Investing.com — Sebagian besar mata uang Asia bergerak dalam rentang datar hingga rendah pada hari Kamis, hanya mendapat sedikit keringanan dari penundaan rencana Presiden AS Donald Trump untuk menerapkan tarif timbal balik yang tinggi.
Namun yuan China menyentuh level terlemahnya dalam 17 tahun, karena Trump tidak memberikan pengecualian kepada China, dan bahkan menaikkan tarifnya terhadap negara tersebut lebih jauh. Data inflasi China juga menunjukkan angka yang lebih lemah dari perkiraan untuk bulan Maret.
Dolar melemah dalam perdagangan Asia, membalikkan sedikit penguatan semalam meskipun pasar mengurangi beberapa ekspektasi resesi AS. Namun prospek ekonomi jangka pendek tetap tidak pasti, dengan risalah pertemuan Federal Reserve bulan Maret menunjukkan para pembuat kebijakan yang was-was terhadap inflasi yang lebih tinggi dan pertumbuhan yang lebih lambat.
Yen Jepang tetap menjadi pengecualian di antara rekan-rekan Asianya, dengan pasangan USD/JPY turun 0,7% dan tetap berada di dekat level terendah enam bulan karena permintaan safe haven yang berkelanjutan. Yen juga didukung oleh pembacaan inflasi produsen yang lebih kuat dari perkiraan untuk bulan Maret, yang menjadi faktor dalam peningkatan taruhan pada kenaikan suku bunga lebih lanjut oleh Bank of Japan.
Gubernur BOJ Kazuo Ueda juga baru-baru ini mengatakan bahwa rencana bank sentral untuk menaikkan suku bunga tetap pada jalurnya meskipun ketidakpastian perdagangan meningkat.
Yuan China mencapai level terendah 17 tahun akibat eskalasi perang dagang, inflasi lemah
Pasangan onshore USD/CNY yuan China naik ke level tertingginya sejak akhir 2007, sekitar 7,3511 yuan.

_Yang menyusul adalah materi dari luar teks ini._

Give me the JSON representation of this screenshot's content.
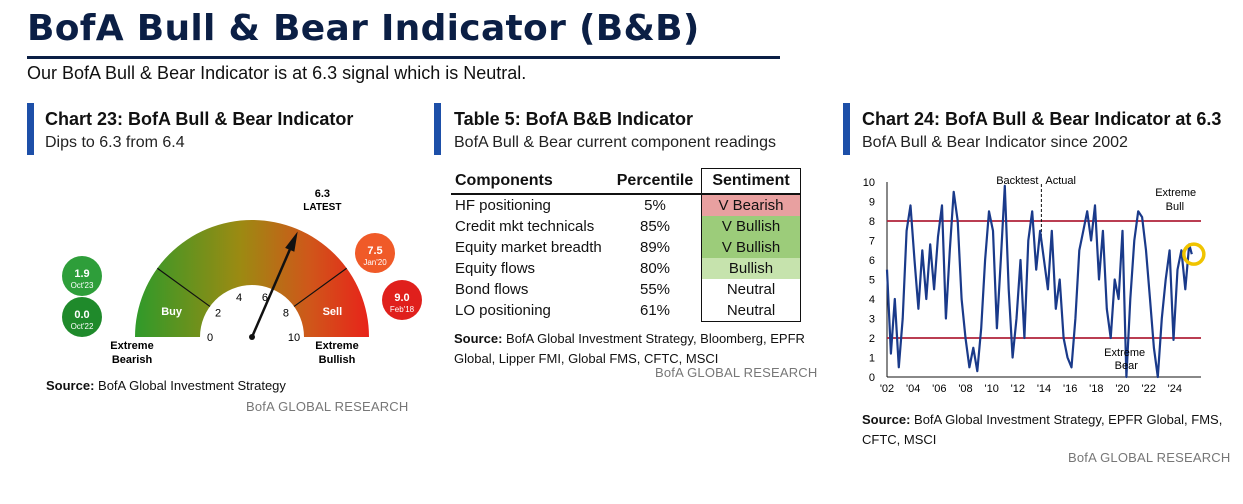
{
  "header": {
    "title": "BofA Bull & Bear Indicator (B&B)",
    "subtitle": "Our BofA Bull & Bear Indicator is at 6.3 signal which is Neutral."
  },
  "colors": {
    "brand": "#0b1f45",
    "accent": "#1d4fa8",
    "line": "#1a3a8a",
    "threshold": "#b0223a",
    "highlight": "#f0c400"
  },
  "chart23": {
    "title": "Chart 23: BofA Bull & Bear Indicator",
    "subtitle": "Dips to 6.3 from 6.4",
    "source_label": "Source:",
    "source_text": "BofA Global Investment Strategy",
    "research": "BofA GLOBAL RESEARCH"
  },
  "table5": {
    "title": "Table 5: BofA B&B Indicator",
    "subtitle": "BofA Bull & Bear current component readings",
    "headers": [
      "Components",
      "Percentile",
      "Sentiment"
    ],
    "rows": [
      {
        "component": "HF positioning",
        "percentile": "5%",
        "sentiment": "V Bearish",
        "color": "#e8a0a0"
      },
      {
        "component": "Credit mkt technicals",
        "percentile": "85%",
        "sentiment": "V Bullish",
        "color": "#9ccc7a"
      },
      {
        "component": "Equity market breadth",
        "percentile": "89%",
        "sentiment": "V Bullish",
        "color": "#9ccc7a"
      },
      {
        "component": "Equity flows",
        "percentile": "80%",
        "sentiment": "Bullish",
        "color": "#c6e3ad"
      },
      {
        "component": "Bond flows",
        "percentile": "55%",
        "sentiment": "Neutral",
        "color": "#ffffff"
      },
      {
        "component": "LO positioning",
        "percentile": "61%",
        "sentiment": "Neutral",
        "color": "#ffffff"
      }
    ],
    "source_label": "Source:",
    "source_text_1": "BofA Global Investment Strategy, Bloomberg, EPFR",
    "source_text_2": "Global, Lipper FMI, Global FMS, CFTC, MSCI",
    "research": "BofA GLOBAL RESEARCH"
  },
  "chart24": {
    "title": "Chart 24: BofA Bull & Bear Indicator at 6.3",
    "subtitle": "BofA Bull & Bear Indicator since 2002",
    "source_label": "Source:",
    "source_text_1": "BofA Global Investment Strategy, EPFR Global, FMS,",
    "source_text_2": "CFTC, MSCI",
    "research": "BofA GLOBAL RESEARCH"
  },
  "chart_data": [
    {
      "type": "gauge",
      "title": "Chart 23: BofA Bull & Bear Indicator",
      "range": [
        0,
        10
      ],
      "ticks": [
        0,
        2,
        4,
        6,
        8,
        10
      ],
      "current": {
        "value": 6.3,
        "label": "6.3",
        "caption": "LATEST"
      },
      "zones": [
        {
          "label": "Buy",
          "from": 0,
          "to": 2
        },
        {
          "label": "Sell",
          "from": 8,
          "to": 10
        }
      ],
      "end_labels": {
        "low": [
          "Extreme",
          "Bearish"
        ],
        "high": [
          "Extreme",
          "Bullish"
        ]
      },
      "markers": [
        {
          "value": "1.9",
          "date": "Oct'23",
          "color": "#2e9e3a"
        },
        {
          "value": "0.0",
          "date": "Oct'22",
          "color": "#1f8a2b"
        },
        {
          "value": "7.5",
          "date": "Jan'20",
          "color": "#f05a28"
        },
        {
          "value": "9.0",
          "date": "Feb'18",
          "color": "#e0201c"
        }
      ]
    },
    {
      "type": "line",
      "title": "Chart 24: BofA Bull & Bear Indicator at 6.3",
      "xlabel": "",
      "ylabel": "",
      "xlim": [
        2002,
        2026
      ],
      "ylim": [
        0,
        10
      ],
      "x_ticks": [
        "'02",
        "'04",
        "'06",
        "'08",
        "'10",
        "'12",
        "'14",
        "'16",
        "'18",
        "'20",
        "'22",
        "'24"
      ],
      "y_ticks": [
        0,
        1,
        2,
        3,
        4,
        5,
        6,
        7,
        8,
        9,
        10
      ],
      "thresholds": [
        2,
        8
      ],
      "divider_x": 2013.8,
      "annotations": {
        "backtest": "Backtest",
        "actual": "Actual",
        "bull": [
          "Extreme",
          "Bull"
        ],
        "bear": [
          "Extreme",
          "Bear"
        ]
      },
      "latest": {
        "x": 2025.3,
        "y": 6.3
      },
      "series": [
        {
          "name": "BofA Bull & Bear Indicator",
          "x": [
            2002.0,
            2002.3,
            2002.6,
            2002.9,
            2003.2,
            2003.5,
            2003.8,
            2004.1,
            2004.4,
            2004.7,
            2005.0,
            2005.3,
            2005.6,
            2005.9,
            2006.2,
            2006.5,
            2006.8,
            2007.1,
            2007.4,
            2007.7,
            2008.0,
            2008.3,
            2008.6,
            2008.9,
            2009.2,
            2009.5,
            2009.8,
            2010.1,
            2010.4,
            2010.7,
            2011.0,
            2011.3,
            2011.6,
            2011.9,
            2012.2,
            2012.5,
            2012.8,
            2013.1,
            2013.4,
            2013.7,
            2014.0,
            2014.3,
            2014.6,
            2014.9,
            2015.2,
            2015.5,
            2015.8,
            2016.1,
            2016.4,
            2016.7,
            2017.0,
            2017.3,
            2017.6,
            2017.9,
            2018.2,
            2018.5,
            2018.8,
            2019.1,
            2019.4,
            2019.7,
            2020.0,
            2020.3,
            2020.6,
            2020.9,
            2021.2,
            2021.5,
            2021.8,
            2022.1,
            2022.4,
            2022.7,
            2023.0,
            2023.3,
            2023.6,
            2023.9,
            2024.2,
            2024.5,
            2024.8,
            2025.1,
            2025.3
          ],
          "values": [
            5.5,
            1.2,
            4.0,
            0.5,
            3.0,
            7.5,
            8.8,
            6.0,
            3.5,
            6.5,
            4.0,
            6.8,
            4.5,
            7.2,
            8.8,
            3.0,
            6.5,
            9.5,
            8.0,
            4.0,
            2.0,
            0.5,
            1.5,
            0.3,
            2.5,
            6.0,
            8.5,
            7.5,
            2.5,
            6.0,
            9.8,
            4.5,
            1.0,
            3.0,
            6.0,
            2.0,
            7.0,
            8.5,
            5.5,
            7.5,
            6.0,
            4.5,
            7.5,
            3.5,
            5.0,
            2.0,
            1.0,
            0.5,
            3.0,
            6.5,
            7.5,
            8.5,
            7.0,
            8.8,
            5.0,
            7.5,
            3.5,
            2.0,
            5.0,
            4.0,
            7.5,
            0.0,
            4.0,
            7.0,
            8.5,
            8.2,
            6.5,
            4.0,
            1.5,
            0.0,
            3.0,
            5.0,
            6.5,
            1.9,
            5.5,
            6.5,
            4.5,
            6.8,
            6.3
          ]
        }
      ]
    }
  ]
}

Kerugian pada yuan terjadi di tengah perang dagang AS-China yang semakin meningkat, setelah Trump menaikkan tarif AS terhadap negara tersebut hingga 125% yang belum pernah terjadi sebelumnya. Beijing telah membalas tarif Trump pada hari Rabu dengan pungutan pembalasan sebesar 84% pada barang-barang Amerika.
Baik Washington maupun Beijing menunjukkan sedikit niat untuk menurunkan ketegangan, dengan pejabat China bersumpah untuk “bertarung sampai akhir.”

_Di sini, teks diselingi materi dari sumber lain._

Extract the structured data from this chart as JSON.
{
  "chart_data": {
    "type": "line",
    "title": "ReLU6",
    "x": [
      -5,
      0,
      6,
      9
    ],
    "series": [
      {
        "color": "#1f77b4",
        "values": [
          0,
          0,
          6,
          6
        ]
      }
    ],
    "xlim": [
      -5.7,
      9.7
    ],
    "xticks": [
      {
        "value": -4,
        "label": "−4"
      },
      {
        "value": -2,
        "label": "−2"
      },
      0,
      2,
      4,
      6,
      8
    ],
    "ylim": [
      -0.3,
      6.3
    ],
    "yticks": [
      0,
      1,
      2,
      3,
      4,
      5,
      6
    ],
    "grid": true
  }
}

Namun China juga terlihat melonggarkan cengkeramannya pada yuan, dengan Bank Rakyat menetapkan titik tengah harian yang lebih lemah selama enam sesi berturut-turut. Yuan yang lebih lemah membantu mengimbangi dampak tarif AS yang tinggi dengan membuat ekspor China lebih murah.

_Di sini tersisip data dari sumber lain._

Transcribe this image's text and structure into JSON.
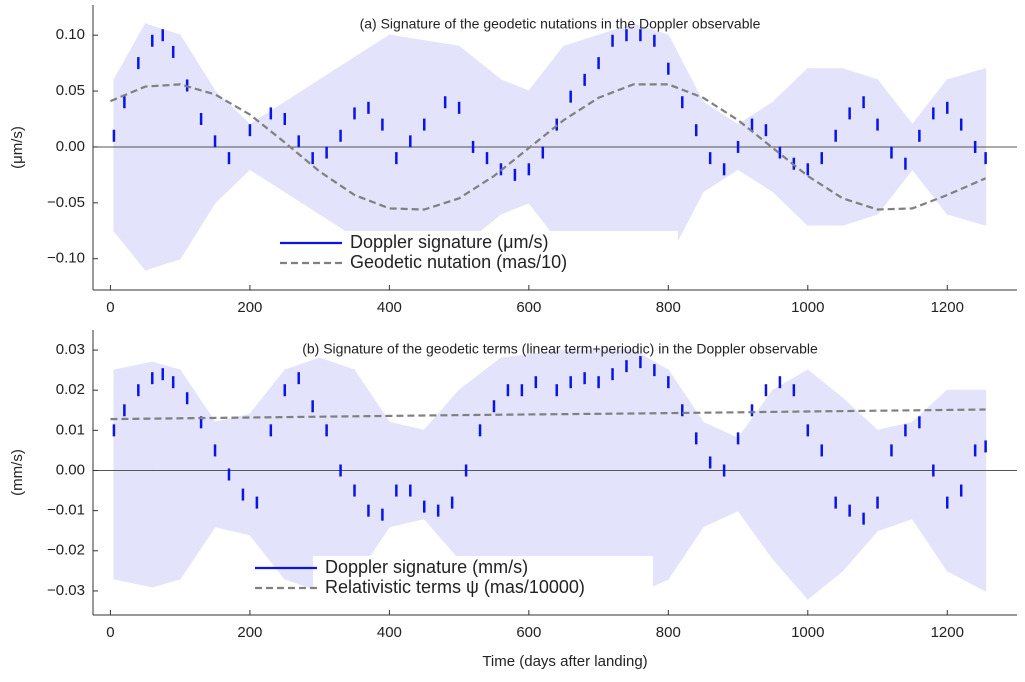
{
  "chart_data": [
    {
      "type": "scatter",
      "title": "(a) Signature of the geodetic nutations in the Doppler observable",
      "y_label": "(μm/s)",
      "xlim": [
        -25,
        1300
      ],
      "xticks": [
        0,
        200,
        400,
        600,
        800,
        1000,
        1200
      ],
      "ylim": [
        -0.128,
        0.127
      ],
      "yticks": [
        {
          "value": -0.1,
          "label": "−0.10"
        },
        {
          "value": -0.05,
          "label": "−0.05"
        },
        {
          "value": 0,
          "label": "0.00"
        },
        {
          "value": 0.05,
          "label": "0.05"
        },
        {
          "value": 0.1,
          "label": "0.10"
        }
      ],
      "band": {
        "color": "#e3e3fb",
        "x": [
          5,
          50,
          100,
          150,
          200,
          250,
          300,
          400,
          500,
          560,
          600,
          650,
          750,
          800,
          850,
          900,
          950,
          1000,
          1050,
          1100,
          1150,
          1200,
          1255
        ],
        "upper": [
          0.06,
          0.11,
          0.1,
          0.05,
          0.02,
          0.04,
          0.06,
          0.1,
          0.09,
          0.06,
          0.05,
          0.09,
          0.11,
          0.1,
          0.04,
          0.02,
          0.04,
          0.07,
          0.07,
          0.06,
          0.02,
          0.06,
          0.07
        ],
        "lower": [
          -0.075,
          -0.11,
          -0.1,
          -0.05,
          -0.02,
          -0.04,
          -0.06,
          -0.1,
          -0.09,
          -0.06,
          -0.05,
          -0.09,
          -0.11,
          -0.1,
          -0.04,
          -0.02,
          -0.04,
          -0.07,
          -0.07,
          -0.06,
          -0.02,
          -0.06,
          -0.07
        ]
      },
      "series": [
        {
          "name": "Doppler signature (μm/s)",
          "color": "#0a14e6",
          "x": [
            5,
            20,
            40,
            60,
            75,
            90,
            110,
            130,
            150,
            170,
            200,
            230,
            250,
            270,
            290,
            310,
            330,
            350,
            370,
            390,
            410,
            430,
            450,
            480,
            500,
            520,
            540,
            560,
            580,
            600,
            620,
            640,
            660,
            680,
            700,
            720,
            740,
            760,
            780,
            800,
            820,
            840,
            860,
            880,
            900,
            920,
            940,
            960,
            980,
            1000,
            1020,
            1040,
            1060,
            1080,
            1100,
            1120,
            1140,
            1160,
            1180,
            1200,
            1220,
            1240,
            1255
          ],
          "values": [
            0.01,
            0.04,
            0.075,
            0.095,
            0.1,
            0.085,
            0.055,
            0.025,
            0.005,
            -0.01,
            0.015,
            0.03,
            0.025,
            0.005,
            -0.01,
            -0.005,
            0.01,
            0.03,
            0.035,
            0.02,
            -0.01,
            0.005,
            0.02,
            0.04,
            0.035,
            0,
            -0.01,
            -0.02,
            -0.025,
            -0.02,
            -0.005,
            0.02,
            0.045,
            0.06,
            0.075,
            0.095,
            0.1,
            0.1,
            0.095,
            0.07,
            0.04,
            0.015,
            -0.01,
            -0.02,
            0,
            0.02,
            0.015,
            -0.005,
            -0.015,
            -0.02,
            -0.01,
            0.01,
            0.03,
            0.04,
            0.02,
            -0.005,
            -0.015,
            0.01,
            0.03,
            0.035,
            0.02,
            0,
            -0.01
          ]
        },
        {
          "name": "Geodetic nutation (mas/10)",
          "color": "#808080",
          "dash": true,
          "x": [
            0,
            50,
            100,
            150,
            200,
            250,
            300,
            350,
            400,
            450,
            500,
            550,
            600,
            650,
            700,
            750,
            800,
            850,
            900,
            950,
            1000,
            1050,
            1100,
            1150,
            1200,
            1255
          ],
          "values": [
            0.041,
            0.054,
            0.056,
            0.047,
            0.029,
            0.004,
            -0.022,
            -0.043,
            -0.055,
            -0.056,
            -0.046,
            -0.026,
            -0.001,
            0.024,
            0.044,
            0.056,
            0.056,
            0.044,
            0.024,
            -0.001,
            -0.026,
            -0.046,
            -0.056,
            -0.055,
            -0.043,
            -0.028
          ]
        }
      ]
    },
    {
      "type": "scatter",
      "title": "(b) Signature of the geodetic terms (linear term+periodic) in the Doppler observable",
      "y_label": "(mm/s)",
      "x_label": "Time (days after landing)",
      "xlim": [
        -25,
        1300
      ],
      "xticks": [
        0,
        200,
        400,
        600,
        800,
        1000,
        1200
      ],
      "ylim": [
        -0.036,
        0.035
      ],
      "yticks": [
        {
          "value": -0.03,
          "label": "−0.03"
        },
        {
          "value": -0.02,
          "label": "−0.02"
        },
        {
          "value": -0.01,
          "label": "−0.01"
        },
        {
          "value": 0,
          "label": "0.00"
        },
        {
          "value": 0.01,
          "label": "0.01"
        },
        {
          "value": 0.02,
          "label": "0.02"
        },
        {
          "value": 0.03,
          "label": "0.03"
        }
      ],
      "band": {
        "color": "#e3e3fb",
        "x": [
          5,
          60,
          100,
          150,
          200,
          250,
          300,
          350,
          400,
          450,
          500,
          560,
          650,
          750,
          800,
          850,
          900,
          950,
          1000,
          1050,
          1100,
          1150,
          1200,
          1255
        ],
        "upper": [
          0.025,
          0.027,
          0.025,
          0.012,
          0.014,
          0.025,
          0.028,
          0.025,
          0.012,
          0.01,
          0.02,
          0.028,
          0.03,
          0.03,
          0.025,
          0.012,
          0.008,
          0.02,
          0.025,
          0.018,
          0.01,
          0.012,
          0.02,
          0.02
        ],
        "lower": [
          -0.027,
          -0.029,
          -0.027,
          -0.014,
          -0.016,
          -0.027,
          -0.03,
          -0.027,
          -0.014,
          -0.012,
          -0.022,
          -0.03,
          -0.031,
          -0.031,
          -0.027,
          -0.014,
          -0.01,
          -0.022,
          -0.032,
          -0.025,
          -0.015,
          -0.012,
          -0.025,
          -0.03
        ]
      },
      "series": [
        {
          "name": "Doppler signature (mm/s)",
          "color": "#0a14e6",
          "x": [
            5,
            20,
            40,
            60,
            75,
            90,
            110,
            130,
            150,
            170,
            190,
            210,
            230,
            250,
            270,
            290,
            310,
            330,
            350,
            370,
            390,
            410,
            430,
            450,
            470,
            490,
            510,
            530,
            550,
            570,
            590,
            610,
            640,
            660,
            680,
            700,
            720,
            740,
            760,
            780,
            800,
            820,
            840,
            860,
            880,
            900,
            920,
            940,
            960,
            980,
            1000,
            1020,
            1040,
            1060,
            1080,
            1100,
            1120,
            1140,
            1160,
            1180,
            1200,
            1220,
            1240,
            1255
          ],
          "values": [
            0.01,
            0.015,
            0.02,
            0.023,
            0.024,
            0.022,
            0.018,
            0.012,
            0.005,
            -0.001,
            -0.006,
            -0.008,
            0.01,
            0.02,
            0.023,
            0.016,
            0.01,
            0,
            -0.005,
            -0.01,
            -0.011,
            -0.005,
            -0.005,
            -0.009,
            -0.01,
            -0.008,
            0,
            0.01,
            0.016,
            0.02,
            0.02,
            0.022,
            0.02,
            0.022,
            0.023,
            0.022,
            0.024,
            0.026,
            0.027,
            0.025,
            0.022,
            0.015,
            0.008,
            0.002,
            0,
            0.008,
            0.015,
            0.02,
            0.022,
            0.02,
            0.01,
            0.005,
            -0.008,
            -0.01,
            -0.012,
            -0.008,
            0.005,
            0.01,
            0.012,
            0,
            -0.008,
            -0.005,
            0.005,
            0.006
          ]
        },
        {
          "name": "Relativistic terms ψ (mas/10000)",
          "color": "#808080",
          "dash": true,
          "x": [
            0,
            250,
            500,
            750,
            1000,
            1255
          ],
          "values": [
            0.0128,
            0.0133,
            0.0138,
            0.0142,
            0.0147,
            0.0152
          ]
        }
      ]
    }
  ]
}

Meski demikian, ekonomi China menghadapi tekanan yang meningkat dari tarif AS. Data yang dirilis sebelumnya pada hari Kamis menunjukkan inflasi konsumen dan produsen China menyusut lebih dari yang diperkirakan pada bulan Maret, mencerminkan beberapa dampak dari agresi perdagangan Sino-AS.
Mata uang Asia yang lebih luas melihat keringanan terbatas dari de-eskalasi tarif Trump. Pasangan AUDUSD dolar Australia – ukuran utama selera risiko – naik 0,2% setelah anjlok ke level terendah era COVID minggu ini.
Pasangan USDKRW won Korea Selatan melonjak 0,9%, sementara pasangan USDSGD dolar Singapura naik 0,2%.
Dolar rapuh meski Trump menunda tarif
Indeks dolar dan futures indeks dolar masing-masing turun sekitar 0,2% dalam perdagangan Asia, mundur setelah penguatan singkat semalam.
Greenback tetap berada di dekat level terendah enam bulan, setelah melemah secara substansial karena ketidakpastian yang meningkat atas tarif Trump dan dampak ekonominya.
Sementara ketakutan akan resesi mereda setelah Trump mengumumkan perpanjangan 90 hari untuk menerapkan putaran terbaru tarif timbal baliknya, pasar masih tetap was-was terhadap agenda kebijakannya, terutama mengingat sikapnya yang berubah-ubah baru-baru ini mengenai tarif.
Perang dagang yang meningkat dengan China juga menghadirkan tekanan ekonomi yang berkelanjutan bagi AS, mengingat bahwa negara tersebut masih merupakan mitra dagang utama.